Kepercayaan diri berlebihan yang naif dari Leeds dihukum oleh klise Leicester

Mauricio Pochettino – tetap ceria di studio Monday Night Football sebelum kick-off – menyebut Jamie Vardy sebagai pemain serangan balik terbaik di Liga Premier. Itu bukanlah wawasan yang bagus; itu adalah salah satu hal yang Jamie Carragher – bersama dengan kami semua di rumah – mengangguk seolah itu adalah hal yang wajar. Tapi itu adalah kenyataan klise yang terbukti menjadi mimpi buruk bagi Leedskalah 4-1 di Elland Road.

Marcelo Bielsa bukan orang bodoh: kecerdasan taktisnya adalah salah satu dari sedikit hal yang didokumentasikan dengan baik seperti Jamie Vardy dan ancaman Leicester melalui serangan balik. Dan Leeds tampil dinamis dan mengalir bebas di lini pertahanan Leicester, memenangkan kembali bola dan menciptakan peluang. Patrick Bamford seharusnya mencetak dua gol di babak pertama, termasuk satu gol setelah hanya 17 detik dan Leeds bisa dengan mudah menambahkan lebih banyak daripada gol tembakan silang Stuart Dallas di babak kedua.

Namun di babak mereka sendiri, khususnya pada 30 menit pertama, Leeds benar-benar buruk. Umpan-umpan perseginya ceroboh, sering kali tidak terarah dan berbobot. Risiko-risiko yang diambil tidak ada gunanya, yang – jika berhasil – tidak akan menghasilkan skenario penyerangan yang lebih baik daripada pilihan yang jauh lebih aman. Seperti halnya gol kedua Leicester, saat Leeds kehilangan penguasaan bola di area pertahanan mereka sendiri, yang menghasilkan umpan silang Marc Albrighton, sundulan Vardy, dan umpan Youri Tielemans. Di sanaadalahkenaifan dari Leeds dan keyakinan mereka terlalu sering ditampilkan sebagai rasa terlalu percaya diri.

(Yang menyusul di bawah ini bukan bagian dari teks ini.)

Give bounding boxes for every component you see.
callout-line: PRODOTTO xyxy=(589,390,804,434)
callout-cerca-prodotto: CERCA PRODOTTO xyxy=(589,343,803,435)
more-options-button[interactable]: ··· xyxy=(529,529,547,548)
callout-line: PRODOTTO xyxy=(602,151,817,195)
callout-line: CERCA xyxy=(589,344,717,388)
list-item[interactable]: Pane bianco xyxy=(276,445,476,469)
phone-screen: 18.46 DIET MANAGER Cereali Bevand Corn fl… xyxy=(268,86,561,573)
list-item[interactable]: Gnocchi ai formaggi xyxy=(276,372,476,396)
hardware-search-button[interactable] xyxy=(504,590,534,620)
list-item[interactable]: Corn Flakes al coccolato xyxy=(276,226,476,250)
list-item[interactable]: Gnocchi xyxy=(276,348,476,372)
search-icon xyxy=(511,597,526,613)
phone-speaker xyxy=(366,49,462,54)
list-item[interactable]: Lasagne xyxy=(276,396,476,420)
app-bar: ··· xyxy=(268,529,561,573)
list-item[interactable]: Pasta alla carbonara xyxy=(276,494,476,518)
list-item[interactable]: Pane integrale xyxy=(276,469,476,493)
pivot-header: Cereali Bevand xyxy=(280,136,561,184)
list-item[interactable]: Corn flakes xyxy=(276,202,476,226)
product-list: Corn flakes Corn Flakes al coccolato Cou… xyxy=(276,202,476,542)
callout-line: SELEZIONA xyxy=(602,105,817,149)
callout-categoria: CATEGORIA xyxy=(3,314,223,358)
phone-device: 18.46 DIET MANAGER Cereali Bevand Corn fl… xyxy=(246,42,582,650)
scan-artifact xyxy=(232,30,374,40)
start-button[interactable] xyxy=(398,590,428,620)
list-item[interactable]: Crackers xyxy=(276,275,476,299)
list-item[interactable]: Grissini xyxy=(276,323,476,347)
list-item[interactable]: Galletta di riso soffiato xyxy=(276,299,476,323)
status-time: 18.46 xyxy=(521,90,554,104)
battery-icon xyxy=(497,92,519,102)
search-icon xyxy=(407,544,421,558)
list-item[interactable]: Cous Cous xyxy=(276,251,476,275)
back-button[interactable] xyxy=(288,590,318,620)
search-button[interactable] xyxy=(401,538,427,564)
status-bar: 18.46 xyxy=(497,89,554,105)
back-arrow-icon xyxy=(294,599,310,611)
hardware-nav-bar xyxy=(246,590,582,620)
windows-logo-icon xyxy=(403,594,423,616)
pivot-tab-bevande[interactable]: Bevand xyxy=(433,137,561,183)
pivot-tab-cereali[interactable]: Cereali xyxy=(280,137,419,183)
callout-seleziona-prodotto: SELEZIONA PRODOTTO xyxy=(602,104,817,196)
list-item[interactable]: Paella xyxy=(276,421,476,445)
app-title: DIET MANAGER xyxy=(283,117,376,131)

Yang paling aneh, dan sangat umum sehingga tampak seperti arahan aneh dari Bielsa, bek tengah Leeds mengalahkan Vardy dalam penguasaan bola. Hal ini mungkin mencegah sang striker untuk mengetuk dan berlari melewati pertahanan sampai batas tertentu, tapi dia lebih dari mampu menghubungkan permainan jika diberi kesempatan, seperti yang dia lakukan tanpa tertandingi selama setengah jam pertama.

Kita tidak akan tahu apakah ini adalah keputusan yang diatur, dan tidak ada keraguan bahwa backpass lemah Robin Koch – yang jatuh di kaki Vardy untuk memberi umpan kepada Harvey Barnes untuk gol pembuka – mengguncang Leeds sejak awal. Sangat takut pada Vardy atau Barnes yang menerobos, Koch dan Liam Cooper memberi mereka kebebasan di depan mereka, yang mana duo Leicester juga menimbulkan banyak kerusakan.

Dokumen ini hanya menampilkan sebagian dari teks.